Unpolarised light falls on two polarizing sheets placed one on top of the other. What must be the angle between the characteristic directions of the sheets if the intensity of the final transmitted light is one-third the maximum intensity of the first transmitted beam?

To solve the problem, we need to analyze the situation involving two polarizing sheets and the intensity of light transmitted through them.
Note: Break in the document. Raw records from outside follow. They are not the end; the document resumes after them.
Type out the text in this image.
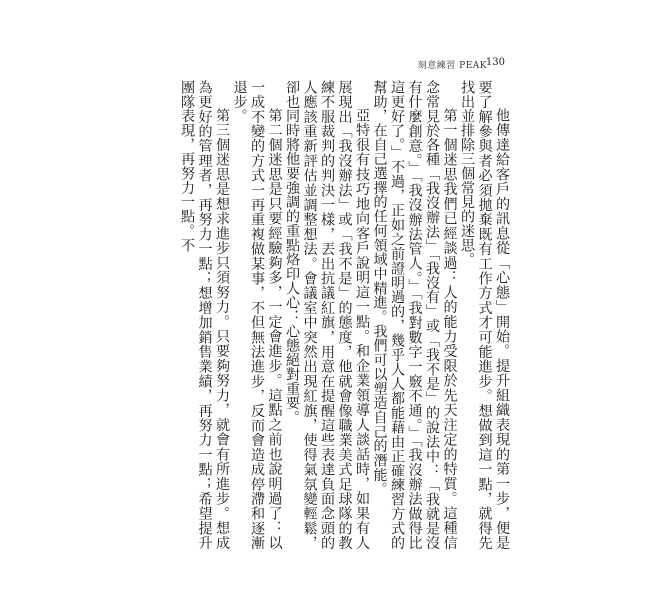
刻意練習 PEAK
130

他傳達給客戶的訊息從「心態」開始。提升組織表現的第一步，便是要了解參與者必須拋棄既有工作方式才可能進步。想做到這一點，就得先找出並排除三個常見的迷思。

第一個迷思我們已經談過：人的能力受限於先天注定的特質。這種信念常見於各種「我沒辦法」「我沒有」或「我不是」的說法中：「我就是沒有什麼創意。」「我沒辦法管人。」「我對數字一竅不通。」「我沒辦法做得比這更好了。」不過，正如之前證明過的，幾乎人人都能藉由正確練習方式的幫助，在自己選擇的任何領域中精進。我們可以塑造自己的潛能。

亞特很有技巧地向客戶說明這一點。和企業領導人談話時，如果有人展現出「我沒辦法」或「我不是」的態度，他就會像職業美式足球隊的教練不服裁判的判決一樣，丟出抗議紅旗，用意在提醒這些表達負面念頭的人應該重新評估並調整想法。會議室中突然出現紅旗，使得氣氛變輕鬆，卻也同時將他要強調的重點烙印人心：心態絕對重要。

第二個迷思是只要經驗夠多，一定會進步。這點之前也說明過了：以一成不變的方式一再重複做某事，不但無法進步，反而會造成停滯和逐漸退步。

第三個迷思是想求進步只須努力。只要夠努力，就會有所進步。想成為更好的管理者，再努力一點；想增加銷售業績，再努力一點；希望提升團隊表現，再努力一點。不
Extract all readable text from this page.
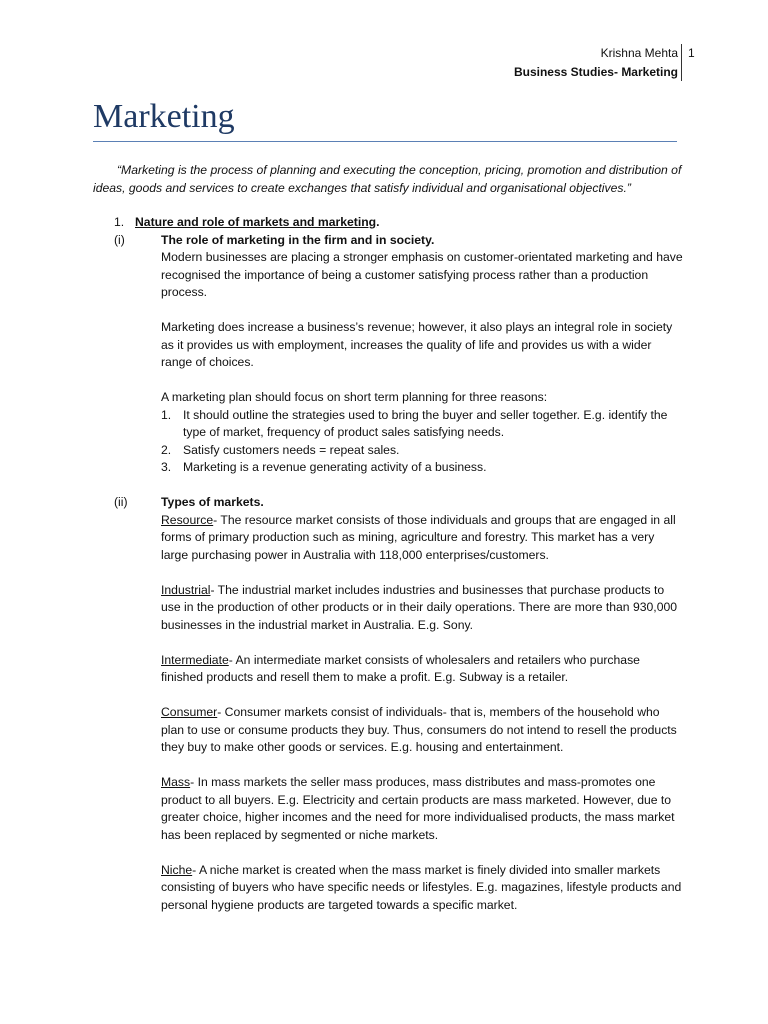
Krishna Mehta
Business Studies- Marketing
1
Marketing

“Marketing is the process of planning and executing the conception, pricing, promotion and distribution of ideas, goods and services to create exchanges that satisfy individual and organisational objectives.”

1. Nature and role of markets and marketing.
(i)	The role of marketing in the firm and in society.
Modern businesses are placing a stronger emphasis on customer-orientated marketing and have recognised the importance of being a customer satisfying process rather than a production process.
Marketing does increase a business’s revenue; however, it also plays an integral role in society as it provides us with employment, increases the quality of life and provides us with a wider range of choices.
A marketing plan should focus on short term planning for three reasons:
1. It should outline the strategies used to bring the buyer and seller together. E.g. identify the type of market, frequency of product sales satisfying needs.
2. Satisfy customers needs = repeat sales.
3. Marketing is a revenue generating activity of a business.
(ii)	Types of markets.
Resource- The resource market consists of those individuals and groups that are engaged in all forms of primary production such as mining, agriculture and forestry. This market has a very large purchasing power in Australia with 118,000 enterprises/customers.
Industrial- The industrial market includes industries and businesses that purchase products to use in the production of other products or in their daily operations. There are more than 930,000 businesses in the industrial market in Australia. E.g. Sony.
Intermediate- An intermediate market consists of wholesalers and retailers who purchase finished products and resell them to make a profit. E.g. Subway is a retailer.
Consumer- Consumer markets consist of individuals- that is, members of the household who plan to use or consume products they buy. Thus, consumers do not intend to resell the products they buy to make other goods or services. E.g. housing and entertainment.
Mass- In mass markets the seller mass produces, mass distributes and mass-promotes one product to all buyers. E.g. Electricity and certain products are mass marketed. However, due to greater choice, higher incomes and the need for more individualised products, the mass market has been replaced by segmented or niche markets.
Niche- A niche market is created when the mass market is finely divided into smaller markets consisting of buyers who have specific needs or lifestyles. E.g. magazines, lifestyle products and personal hygiene products are targeted towards a specific market.
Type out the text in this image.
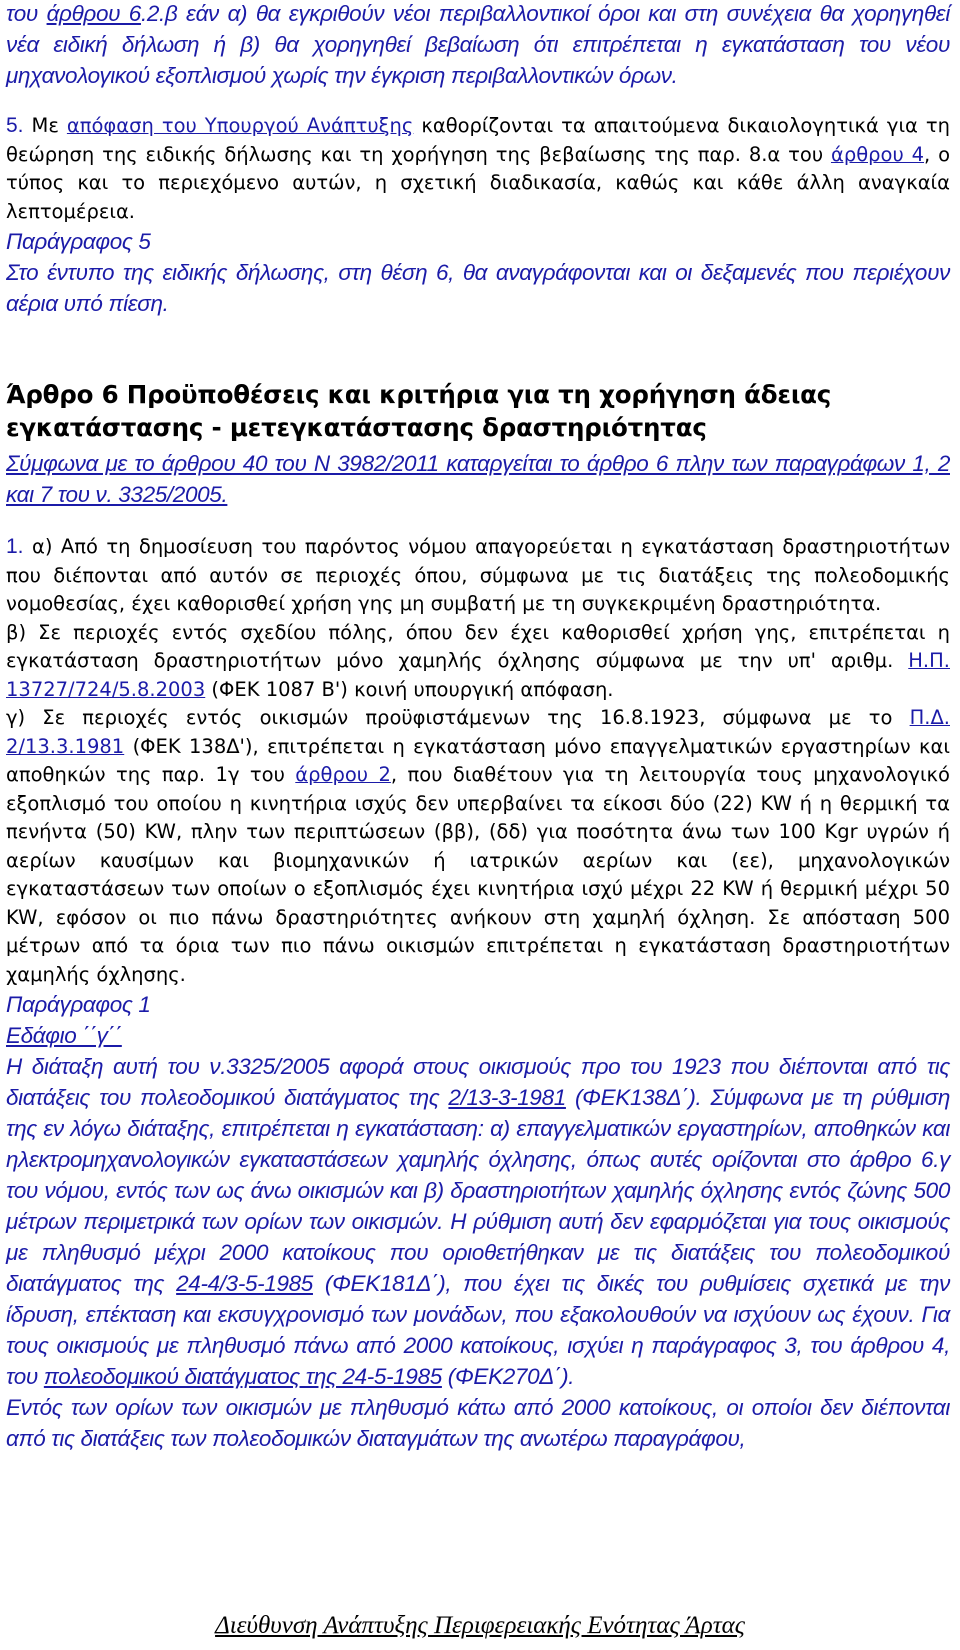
του άρθρου 6.2.β εάν α) θα εγκριθούν νέοι περιβαλλοντικοί όροι και στη συνέχεια θα χορηγηθεί νέα ειδική δήλωση ή β) θα χορηγηθεί βεβαίωση ότι επιτρέπεται η εγκατάσταση του νέου μηχανολογικού εξοπλισμού χωρίς την έγκριση περιβαλλοντικών όρων.

5. Με απόφαση του Υπουργού Ανάπτυξης καθορίζονται τα απαιτούμενα δικαιολογητικά για τη θεώρηση της ειδικής δήλωσης και τη χορήγηση της βεβαίωσης της παρ. 8.α του άρθρου 4, ο τύπος και το περιεχόμενο αυτών, η σχετική διαδικασία, καθώς και κάθε άλλη αναγκαία λεπτομέρεια.

Παράγραφος 5

Στο έντυπο της ειδικής δήλωσης, στη θέση 6, θα αναγράφονται και οι δεξαμενές που περιέχουν αέρια υπό πίεση.

Άρθρο 6 Προϋποθέσεις και κριτήρια για τη χορήγηση άδειας εγκατάστασης - μετεγκατάστασης δραστηριότητας

Σύμφωνα με το άρθρου 40 του Ν 3982/2011 καταργείται το άρθρο 6 πλην των παραγράφων 1, 2 και 7 του ν. 3325/2005.

1. α) Από τη δημοσίευση του παρόντος νόμου απαγορεύεται η εγκατάσταση δραστηριοτήτων που διέπονται από αυτόν σε περιοχές όπου, σύμφωνα με τις διατάξεις της πολεοδομικής νομοθεσίας, έχει καθορισθεί χρήση γης μη συμβατή με τη συγκεκριμένη δραστηριότητα.

β) Σε περιοχές εντός σχεδίου πόλης, όπου δεν έχει καθορισθεί χρήση γης, επιτρέπεται η εγκατάσταση δραστηριοτήτων μόνο χαμηλής όχλησης σύμφωνα με την υπ' αριθμ. Η.Π. 13727/724/5.8.2003 (ΦΕΚ 1087 Β') κοινή υπουργική απόφαση.

γ) Σε περιοχές εντός οικισμών προϋφιστάμενων της 16.8.1923, σύμφωνα με το Π.Δ. 2/13.3.1981 (ΦΕΚ 138Δ'), επιτρέπεται η εγκατάσταση μόνο επαγγελματικών εργαστηρίων και αποθηκών της παρ. 1γ του άρθρου 2, που διαθέτουν για τη λειτουργία τους μηχανολογικό εξοπλισμό του οποίου η κινητήρια ισχύς δεν υπερβαίνει τα είκοσι δύο (22) KW ή η θερμική τα πενήντα (50) KW, πλην των περιπτώσεων (ββ), (δδ) για ποσότητα άνω των 100 Kgr υγρών ή αερίων καυσίμων και βιομηχανικών ή ιατρικών αερίων και (εε), μηχανολογικών εγκαταστάσεων των οποίων ο εξοπλισμός έχει κινητήρια ισχύ μέχρι 22 KW ή θερμική μέχρι 50 KW, εφόσον οι πιο πάνω δραστηριότητες ανήκουν στη χαμηλή όχληση. Σε απόσταση 500 μέτρων από τα όρια των πιο πάνω οικισμών επιτρέπεται η εγκατάσταση δραστηριοτήτων χαμηλής όχλησης.

Παράγραφος 1

Εδάφιο ΄΄γ΄΄

Η διάταξη αυτή του ν.3325/2005 αφορά στους οικισμούς προ του 1923 που διέπονται από τις διατάξεις του πολεοδομικού διατάγματος της 2/13-3-1981 (ΦΕΚ138Δ΄). Σύμφωνα με τη ρύθμιση της εν λόγω διάταξης, επιτρέπεται η εγκατάσταση: α) επαγγελματικών εργαστηρίων, αποθηκών και ηλεκτρομηχανολογικών εγκαταστάσεων χαμηλής όχλησης, όπως αυτές ορίζονται στο άρθρο 6.γ του νόμου, εντός των ως άνω οικισμών και β) δραστηριοτήτων χαμηλής όχλησης εντός ζώνης 500 μέτρων περιμετρικά των ορίων των οικισμών. Η ρύθμιση αυτή δεν εφαρμόζεται για τους οικισμούς με πληθυσμό μέχρι 2000 κατοίκους που οριοθετήθηκαν με τις διατάξεις του πολεοδομικού διατάγματος της 24-4/3-5-1985 (ΦΕΚ181Δ΄), που έχει τις δικές του ρυθμίσεις σχετικά με την ίδρυση, επέκταση και εκσυγχρονισμό των μονάδων, που εξακολουθούν να ισχύουν ως έχουν. Για τους οικισμούς με πληθυσμό πάνω από 2000 κατοίκους, ισχύει η παράγραφος 3, του άρθρου 4, του πολεοδομικού διατάγματος της 24-5-1985 (ΦΕΚ270Δ΄).

Εντός των ορίων των οικισμών με πληθυσμό κάτω από 2000 κατοίκους, οι οποίοι δεν διέπονται από τις διατάξεις των πολεοδομικών διαταγμάτων της ανωτέρω παραγράφου,

Διεύθυνση Ανάπτυξης Περιφερειακής Ενότητας Άρτας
Here’s a step-by-step solution: ### Step 1: Understand the Initial Conditions - We have unpolarized light with an initial intensity \( I_0 \). - The first polarizing sheet will reduce the intensity of the light. **Hint:** Remember that unpolarized light passing through a polarizer gets its intensity halved. ### Step 2: Calculate the Intensity After the First Polarizer - When unpolarized light passes through the first polarizer (P1), the intensity of the transmitted light \( I_1 \) is given by: \[ I_1 = \frac{I_0}{2} \] **Hint:** The intensity after the first polarizer is always half of the initial intensity for unpolarized light. ### Step 3: Set Up the Condition for the Second Polarizer - The problem states that the final transmitted intensity \( I_2 \) is one-third of the maximum intensity of the first transmitted beam \( I_1 \). Thus: \[ I_2 = \frac{1}{3} I_1 = \frac{1}{3} \left( \frac{I_0}{2} \right) = \frac{I_0}{6} \] **Hint:** Use the relationship given in the problem to express \( I_2 \) in terms of \( I_0 \). ### Step 4: Apply Malus's Law for the Second Polarizer - The intensity after passing through the second polarizer (P2) is given by Malus's Law: \[ I_2 = I_1 \cos^2 \theta \] where \( \theta \) is the angle between the transmission axes of the two polarizers. - Substituting the expression for \( I_1 \): \[ \frac{I_0}{6} = \left( \frac{I_0}{2} \right) \cos^2 \theta \] **Hint:** Remember that Malus's Law relates the transmitted intensity to the angle between the light and the polarizer's axis. ### Step 5: Simplify the Equation - Cancelling \( I_0 \) from both sides (assuming \( I_0 \neq 0 \)): \[ \frac{1}{6} = \frac{1}{2} \cos^2 \theta \] - Multiplying both sides by 2: \[ \frac{1}{3} = \cos^2 \theta \] **Hint:** Isolate \( \cos^2 \theta \) to find the cosine value. ### Step 6: Solve for \( \theta \) - Taking the square root of both sides: \[ \cos \theta = \frac{1}{\sqrt{3}} \] - Therefore, the angle \( \theta \) is: \[ \theta = \cos^{-1} \left( \frac{1}{\sqrt{3}} \right) \] **Hint:** Use the inverse cosine function to find the angle. ### Final Answer The angle between the characteristic directions of the sheets is: \[ \theta = \cos^{-1} \left( \frac{1}{\sqrt{3}} \right) \]